Sumber-sumber mengenai ini banyak sekali. Disebutkan bahwa Hutai'ah8 oleh Umar pernah ditahan karena ia mengeluarkan syair-syair cabul (porno), memuji dan memaki orang dengan tidak semestinya. Setelah Hutai'ah memberikan jaminan tidak akan mengulanginya lagi ia dibebaskan. Setelah akan pergi ia dipanggil dan datang kembali Umar berkata: Hutai'ah, rasanya saya pernah melihat Anda di tempat seorang pemuda Kuraisy yang sudah menyiapkan kasur untuk Anda dan ada yang digulungkan untuk Anda yang kemudian mengatakan: Bacakanlah syairmu untuk kami, Hutai'ah, dan Anda pun mulai mendendangkannya dengan menjelek-jelekkan orang. Hutai 'ah berjanji tidak akan berbuat lagi. Zaid bin Aslam berkata: Suatu hari saya melihat Hutai'ah di tempat Ubaidillah bin Umar yang sudah menyediakan kasur kecil buat dia dan ada yang digulung, kemudian katanya: Bacakanlah syairmu untuk kami, Hutai'ah, dan dia berdendang. Lalu kata saya: Hutai'ah, Anda tidak ingat apa kata Umar? Merasa ketakutan ia berkata: Semoga Allah memberi rahmat kepada orang itu! Kalau dia masih hidup kami tidak akan dapat berbuat seperti ini. Hutai'ah ditahan oleh Umar karena dia mengejek Zibriqan bin Badr dalam syairnya yang mengatakan:

Tinggalkanlah sifat mulia, jangan pergi memburunya
Duduklah, kau sudah kenyang dengan pangan dan sandang

Umar sangat menyukai syair; dia dapat bercerita banyak tentang syair, dapat membacanya dan mengajak orang berbicara tentang itu. Ketika Zibriqan mengadukan Hutai'ah kepadanya ia bermaksud mencegah gunjingannya dengan syubhat. Ketika mendengar bunyi syair itu ia berkata: Saya tidak melihat ejekan tetapi cercaan. Mengenai syairnya itu kemudian ia menanyakan kepada Hassan bin Sabit,9 pakar tentang syair. Sesudah diperiksanya syair satir itu berisi kata-kata kotor. Hutai'ah ditahan dengan peringatan tidak akan mengulangi syair yang semacam itu lagi. Hutai'ah baru membuat syair-syair satir lagi pada masa kekhalifahan Usman.

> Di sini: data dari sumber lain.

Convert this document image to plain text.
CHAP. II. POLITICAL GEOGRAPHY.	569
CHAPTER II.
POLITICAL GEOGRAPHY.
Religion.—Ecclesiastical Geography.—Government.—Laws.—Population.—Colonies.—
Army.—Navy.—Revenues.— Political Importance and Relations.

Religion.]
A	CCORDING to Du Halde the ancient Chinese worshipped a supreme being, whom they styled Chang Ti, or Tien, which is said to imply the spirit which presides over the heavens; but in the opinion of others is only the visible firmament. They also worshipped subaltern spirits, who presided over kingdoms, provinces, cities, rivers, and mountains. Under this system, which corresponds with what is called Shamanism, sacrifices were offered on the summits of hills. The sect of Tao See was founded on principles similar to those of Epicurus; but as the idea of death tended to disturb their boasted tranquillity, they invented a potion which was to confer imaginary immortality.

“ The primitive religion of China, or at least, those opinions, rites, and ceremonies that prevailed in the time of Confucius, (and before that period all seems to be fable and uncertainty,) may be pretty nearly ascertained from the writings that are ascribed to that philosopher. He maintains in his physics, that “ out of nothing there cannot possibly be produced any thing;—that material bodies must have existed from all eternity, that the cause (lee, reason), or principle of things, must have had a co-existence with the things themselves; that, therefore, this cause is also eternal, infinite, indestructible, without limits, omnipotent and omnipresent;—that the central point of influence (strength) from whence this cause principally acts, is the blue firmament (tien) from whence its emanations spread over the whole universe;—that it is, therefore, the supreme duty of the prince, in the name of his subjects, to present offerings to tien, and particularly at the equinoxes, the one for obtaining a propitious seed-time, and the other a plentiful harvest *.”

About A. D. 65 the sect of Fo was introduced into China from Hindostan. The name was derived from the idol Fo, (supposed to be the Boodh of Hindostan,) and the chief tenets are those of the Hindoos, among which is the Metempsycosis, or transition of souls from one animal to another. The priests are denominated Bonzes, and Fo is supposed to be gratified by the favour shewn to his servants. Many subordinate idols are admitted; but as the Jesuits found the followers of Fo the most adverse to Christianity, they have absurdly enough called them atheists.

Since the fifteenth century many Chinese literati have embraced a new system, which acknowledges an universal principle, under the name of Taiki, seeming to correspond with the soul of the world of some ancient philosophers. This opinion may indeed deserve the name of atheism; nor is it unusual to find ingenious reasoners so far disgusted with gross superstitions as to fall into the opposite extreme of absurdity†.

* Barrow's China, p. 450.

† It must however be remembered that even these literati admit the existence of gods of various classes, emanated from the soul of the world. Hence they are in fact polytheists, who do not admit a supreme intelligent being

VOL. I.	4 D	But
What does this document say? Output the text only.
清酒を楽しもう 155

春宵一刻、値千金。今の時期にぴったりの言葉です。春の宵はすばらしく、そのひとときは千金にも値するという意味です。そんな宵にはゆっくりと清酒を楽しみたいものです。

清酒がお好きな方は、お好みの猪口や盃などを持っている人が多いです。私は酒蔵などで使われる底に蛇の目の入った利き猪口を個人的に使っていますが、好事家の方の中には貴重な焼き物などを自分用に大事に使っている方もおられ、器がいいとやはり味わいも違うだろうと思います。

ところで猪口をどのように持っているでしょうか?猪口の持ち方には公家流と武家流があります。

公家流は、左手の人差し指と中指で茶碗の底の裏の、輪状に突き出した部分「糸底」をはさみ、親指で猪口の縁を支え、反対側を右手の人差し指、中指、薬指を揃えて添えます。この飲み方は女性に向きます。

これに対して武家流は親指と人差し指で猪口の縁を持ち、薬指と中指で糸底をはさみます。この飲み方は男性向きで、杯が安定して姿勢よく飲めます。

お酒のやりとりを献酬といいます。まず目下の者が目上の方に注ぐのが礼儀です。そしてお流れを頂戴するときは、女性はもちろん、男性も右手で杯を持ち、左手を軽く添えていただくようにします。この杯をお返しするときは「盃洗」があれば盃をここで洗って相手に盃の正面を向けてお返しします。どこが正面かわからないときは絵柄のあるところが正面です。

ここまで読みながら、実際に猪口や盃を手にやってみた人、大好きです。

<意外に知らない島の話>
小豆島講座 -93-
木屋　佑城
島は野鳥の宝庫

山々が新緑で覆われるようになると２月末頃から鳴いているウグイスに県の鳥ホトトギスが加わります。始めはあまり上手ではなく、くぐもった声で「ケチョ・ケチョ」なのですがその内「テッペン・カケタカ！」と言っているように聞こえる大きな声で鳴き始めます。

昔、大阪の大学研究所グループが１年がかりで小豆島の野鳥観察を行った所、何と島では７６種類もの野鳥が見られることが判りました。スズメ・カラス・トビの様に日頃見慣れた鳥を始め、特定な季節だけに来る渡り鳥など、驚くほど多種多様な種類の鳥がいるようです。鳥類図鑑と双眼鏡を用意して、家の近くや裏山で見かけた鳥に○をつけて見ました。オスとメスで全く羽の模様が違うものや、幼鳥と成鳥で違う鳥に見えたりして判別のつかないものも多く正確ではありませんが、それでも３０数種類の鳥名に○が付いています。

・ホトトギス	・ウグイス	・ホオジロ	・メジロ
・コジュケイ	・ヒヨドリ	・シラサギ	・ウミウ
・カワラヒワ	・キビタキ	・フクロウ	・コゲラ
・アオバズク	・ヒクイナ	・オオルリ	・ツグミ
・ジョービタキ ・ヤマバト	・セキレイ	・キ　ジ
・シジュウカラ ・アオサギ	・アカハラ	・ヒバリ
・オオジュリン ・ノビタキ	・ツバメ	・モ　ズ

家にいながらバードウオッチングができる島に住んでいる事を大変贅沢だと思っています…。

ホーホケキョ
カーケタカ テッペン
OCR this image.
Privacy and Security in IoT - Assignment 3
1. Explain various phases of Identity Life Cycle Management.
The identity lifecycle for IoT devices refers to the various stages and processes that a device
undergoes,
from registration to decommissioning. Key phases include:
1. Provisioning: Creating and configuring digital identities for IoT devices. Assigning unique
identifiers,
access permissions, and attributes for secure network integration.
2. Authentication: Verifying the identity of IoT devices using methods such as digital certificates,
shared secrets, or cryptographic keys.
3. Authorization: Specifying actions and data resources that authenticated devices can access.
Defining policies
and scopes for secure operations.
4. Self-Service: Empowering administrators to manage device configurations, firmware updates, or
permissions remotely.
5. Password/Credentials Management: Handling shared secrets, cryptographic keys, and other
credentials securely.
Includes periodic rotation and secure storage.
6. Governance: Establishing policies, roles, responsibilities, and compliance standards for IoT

Umar menjatuhkan hukuman dengan menahan dan memukuli penyair yang memperolok Banu Ajlan dengan bait-bait berikut ini:

Mereka adalah anak-anak turunan hina
Dan keluarga durhaka yang penuh dosa
Golongan lemah yang hina-dina dan tunduk menyerah

Tetapi kemudian ia diberi peringatan, kalau masih mengulanginya lagi hukumannya akan berlipat ganda. Umar menghukum para penyair satir dengan penahanan, penjara, dera, teguran dan peringatan, di samping kecintaannya pada syair dan cerita tentang sastra, karena dia tahu, betapa dalamnya pengaruh kata-kata itu dibandingkan dengan yang lain dalam kehidupan masyarakat manusia. Manusia - sejak kecil sampai akhir hidupnya - terpengaruh oleh kata-kata dan apa yang disampaikan kepada mereka itu hendak diusahakan mewujudkannya: Segala keyakinan kita, adat istiadat kita, pekerjaan, pemikiran dan perasaan serta kecenderungan kita yang sejak kecil kita dengar dari keluarga kita, dari guru-guru kita dan teman-teman kita dan apa yang kita baca dari buku-buku dari orang yang sebelum kita, semua itu telah ikut memberi bentuk. Pada masa jahiliah, syair-syair madah dan satir dianggap sah, malah telah menjadi salah satu nilai pokok dalam kehidupan masyarakat waktu itu. Kemudian teriakan perang berikut propagandanya tatkala ada kabilah hendak melakukan balas dendam terhadap kabilah yang lain. Kalau perang waktu itu sudah merupakan kebiasaan hidup sehari-hari, maka para penyair itu menyanjung-nyanjung salah satu kabilah serta memaki-maki dan memburuk-burukkan yang lain. Bahwa kemudian orang Arab sudah menjadi satu bangsa, tegak dalam satu barisan dalam menghadapi musuh, adat jahiliah ini sudah harus dihilangkan dari kehidupan masyarakat bangsa. Sudah menjadi kewajiban Amirulmukminin untuk bersungguh-sungguh berusaha ke arah itu. Lebih­lebih lagi dalam waktu perjuangan dan pembebasan, lebih wajib lagi mengikisnya, mengingat adanya persatuan dan tergalangnya kekuatan dan pemusatan seluruh bangsa dalam satu kesatuan yang tak terpisahkan untuk menghadapi musuh dan mengikis segala ambisinya.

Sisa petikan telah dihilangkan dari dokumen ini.